Final answer:
An amusement park ride that functions like a pendulum shows riders experiencing forces like gravity and centripetal acceleration. Roller coaster cars in vertical loops rely on gravity and normal forces to maintain circular motion, with speed affecting the forces experienced at the top of the loop.
Step-by-step explanation:
Riders in an amusement park ride shaped like a Viking ship experience pendulum motion. At the peak of its arc, the ship is momentarily motionless before swinging down due to gravity. During a roller coaster's vertical loop, when the car goes over the top at the optimal speed, gravity provides the necessary centripetal force to keep the car on the track. If the car travels faster than this speed, the main other force acting would be the normal force exerted by the track on the car, directed towards the center of the loop.
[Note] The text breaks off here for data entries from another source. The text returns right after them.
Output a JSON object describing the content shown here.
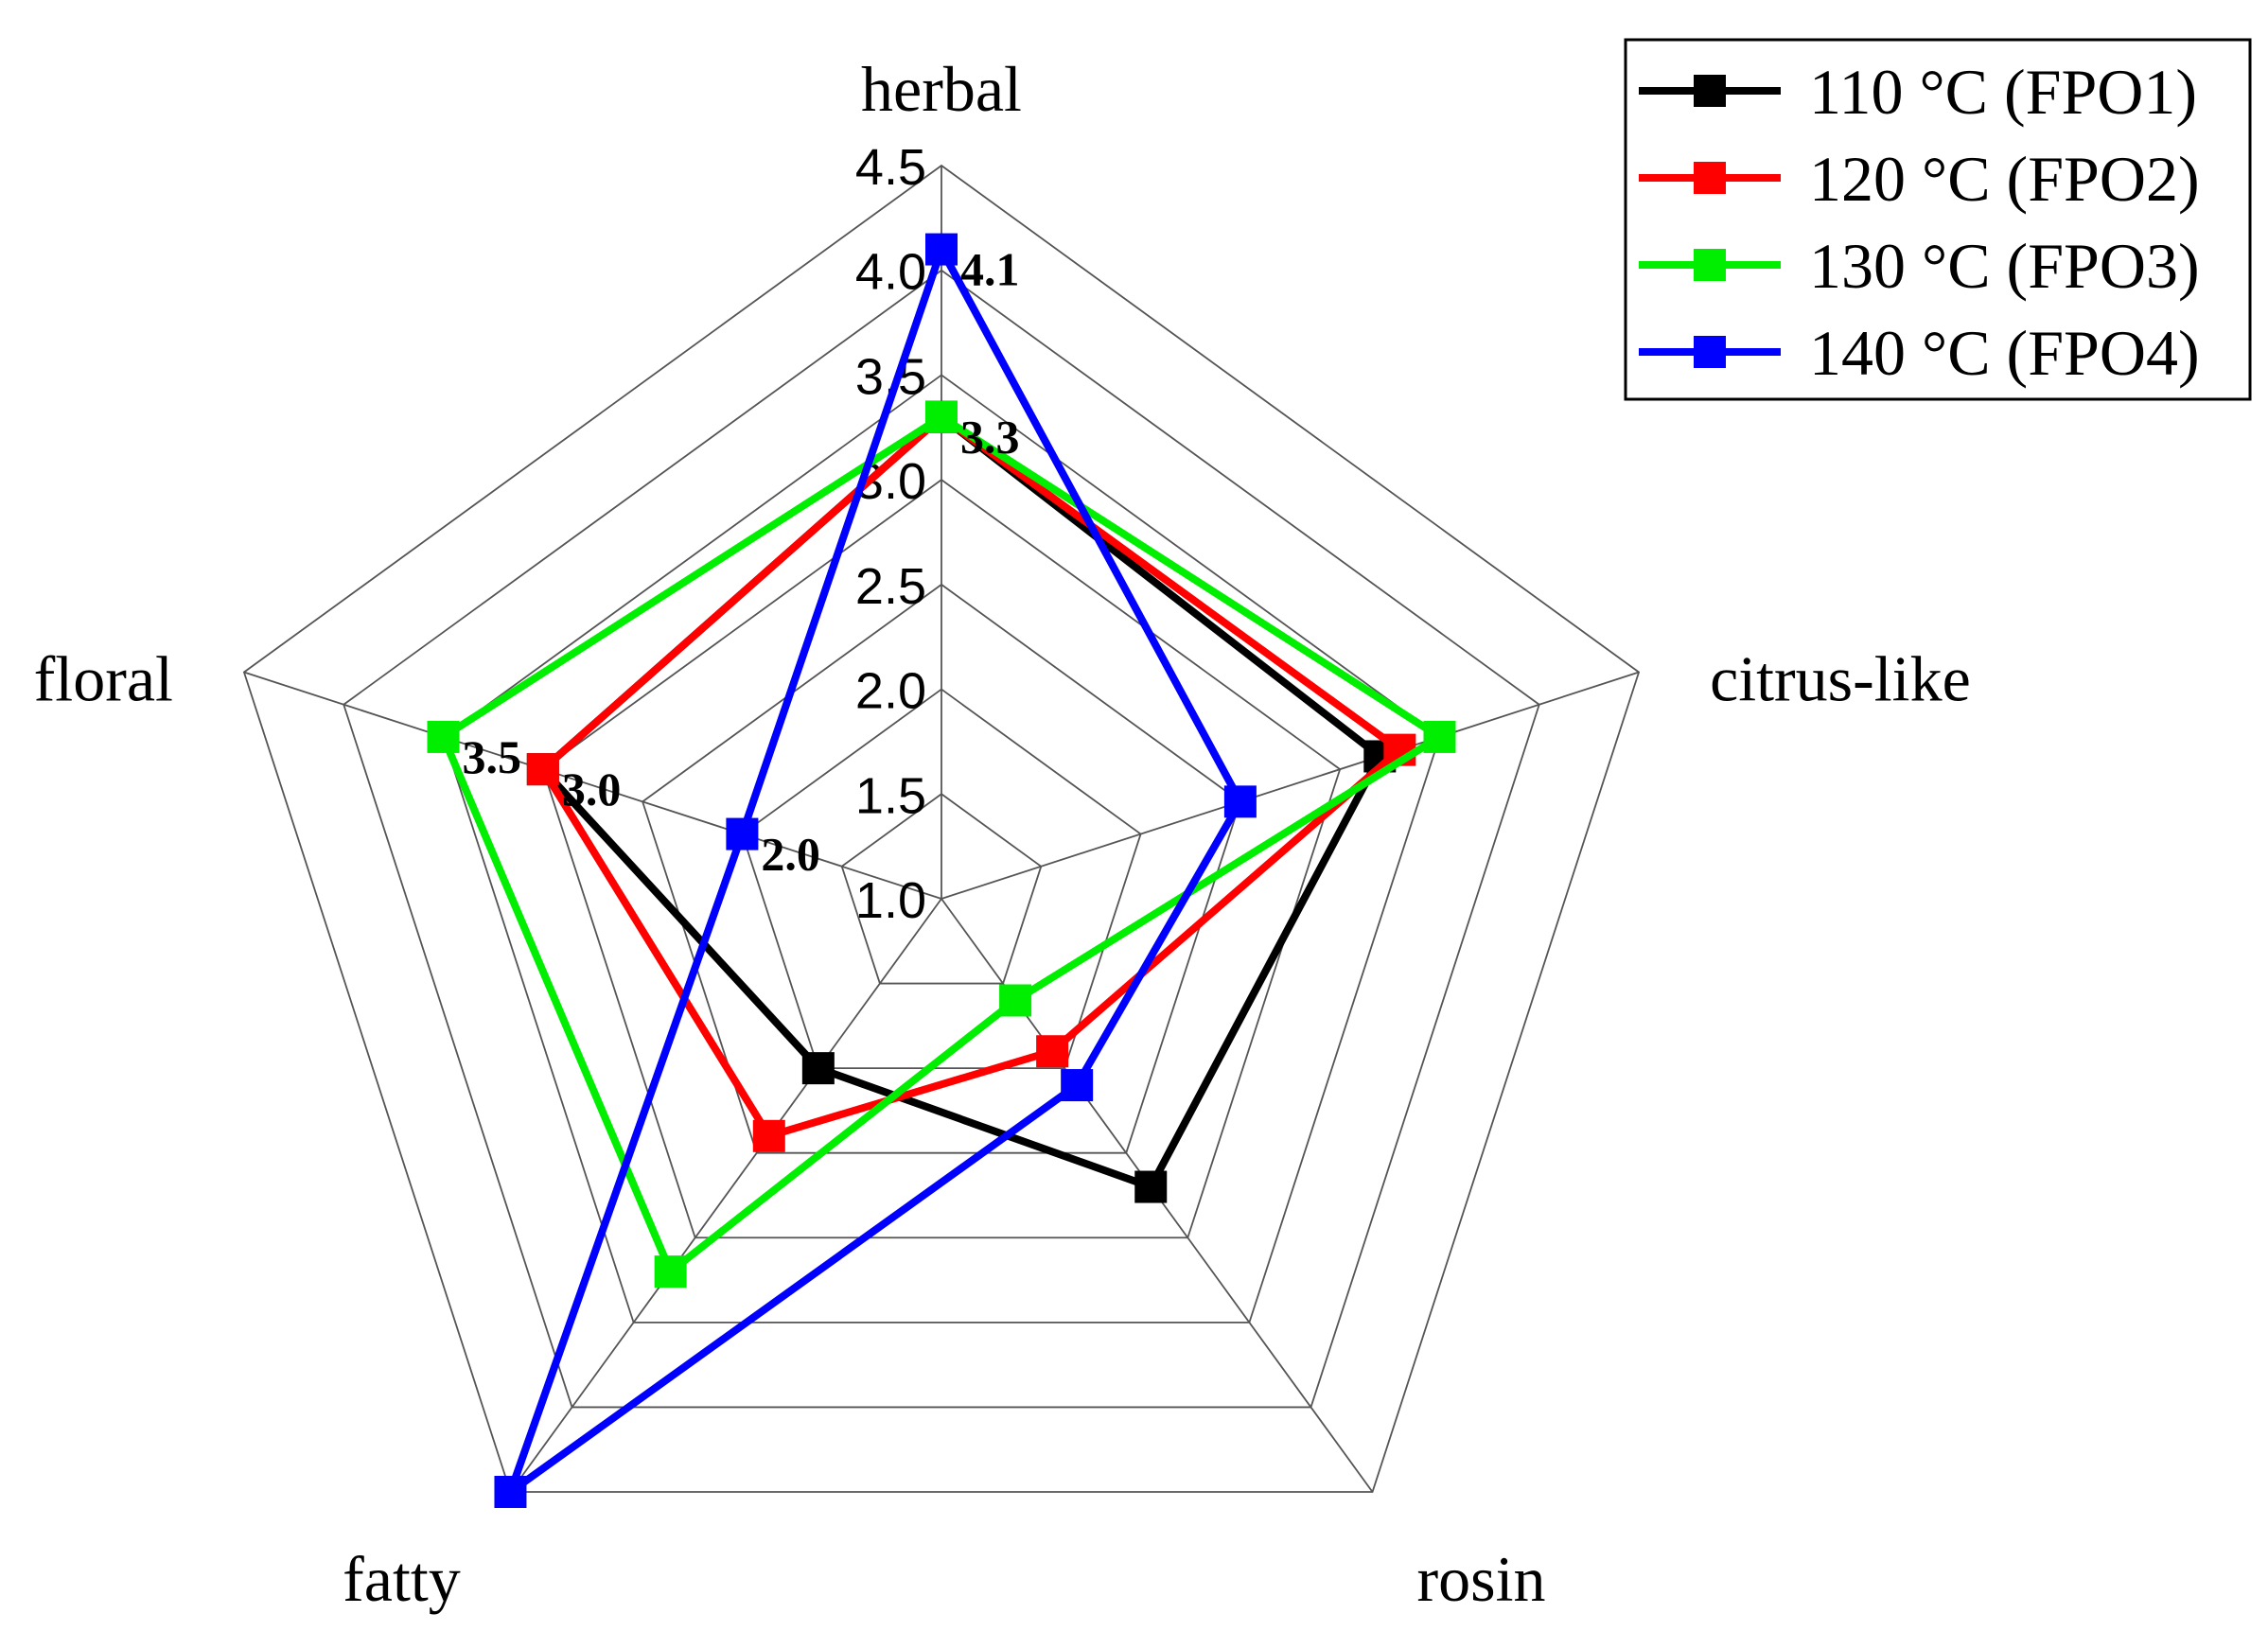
{
  "chart_data": {
    "type": "radar",
    "axes": [
      "herbal",
      "citrus-like",
      "rosin",
      "fatty",
      "floral"
    ],
    "rmin": 1.0,
    "rmax": 4.5,
    "ticks": [
      "1.0",
      "1.5",
      "2.0",
      "2.5",
      "3.0",
      "3.5",
      "4.0",
      "4.5"
    ],
    "tick_values": [
      1.0,
      1.5,
      2.0,
      2.5,
      3.0,
      3.5,
      4.0,
      4.5
    ],
    "grid": true,
    "legend_position": "top-right",
    "series": [
      {
        "name": "110 °C (FPO1)",
        "color": "#000000",
        "values": [
          3.3,
          3.2,
          2.7,
          2.0,
          3.0
        ]
      },
      {
        "name": "120 °C (FPO2)",
        "color": "#ff0000",
        "values": [
          3.3,
          3.3,
          1.9,
          2.4,
          3.0
        ]
      },
      {
        "name": "130 °C (FPO3)",
        "color": "#00ee00",
        "values": [
          3.3,
          3.5,
          1.6,
          3.2,
          3.5
        ]
      },
      {
        "name": "140 °C (FPO4)",
        "color": "#0000ff",
        "values": [
          4.1,
          2.5,
          2.1,
          4.5,
          2.0
        ]
      }
    ],
    "annotations": [
      {
        "text": "4.1",
        "series": 3,
        "axis": 0
      },
      {
        "text": "3.3",
        "series": 2,
        "axis": 0
      },
      {
        "text": "3.5",
        "series": 2,
        "axis": 4
      },
      {
        "text": "3.0",
        "series": 1,
        "axis": 4
      },
      {
        "text": "2.0",
        "series": 3,
        "axis": 4
      }
    ]
  }
}
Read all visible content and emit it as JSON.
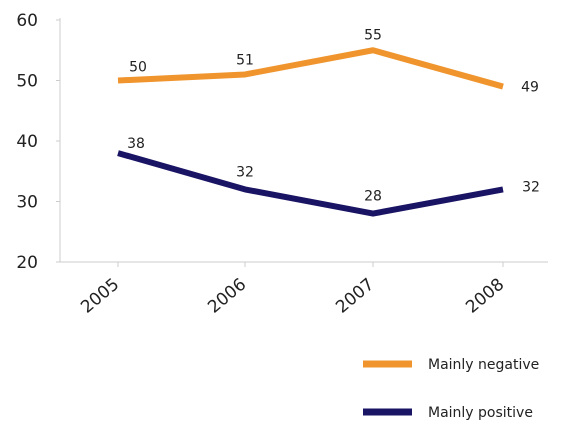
{
  "chart_data": {
    "type": "line",
    "categories": [
      "2005",
      "2006",
      "2007",
      "2008"
    ],
    "ylim": [
      20,
      60
    ],
    "yticks": [
      20,
      30,
      40,
      50,
      60
    ],
    "grid": false,
    "legend_position": "bottom-right",
    "series": [
      {
        "name": "Mainly negative",
        "color": "#F0952E",
        "values": [
          50,
          51,
          55,
          49
        ]
      },
      {
        "name": "Mainly positive",
        "color": "#1A1464",
        "values": [
          38,
          32,
          28,
          32
        ]
      }
    ]
  },
  "axis_color": "#cccccc"
}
Conversely, if the car is slower, the net force is still towards the center of the loop, but the contribution of gravity to centripetal force is less, and the normal force must make up for this to maintain circular motion.
For example, the speed at the bottom of the arc for a pendulum ride determines the centripetal acceleration experienced by the riders. If a roller coaster car travels at the top of a loop with a specific radius of curvature at a speed that provides a downward acceleration of 1.50 g, it will stay on the track due to the increased centripetal acceleration compared to gravity at that point.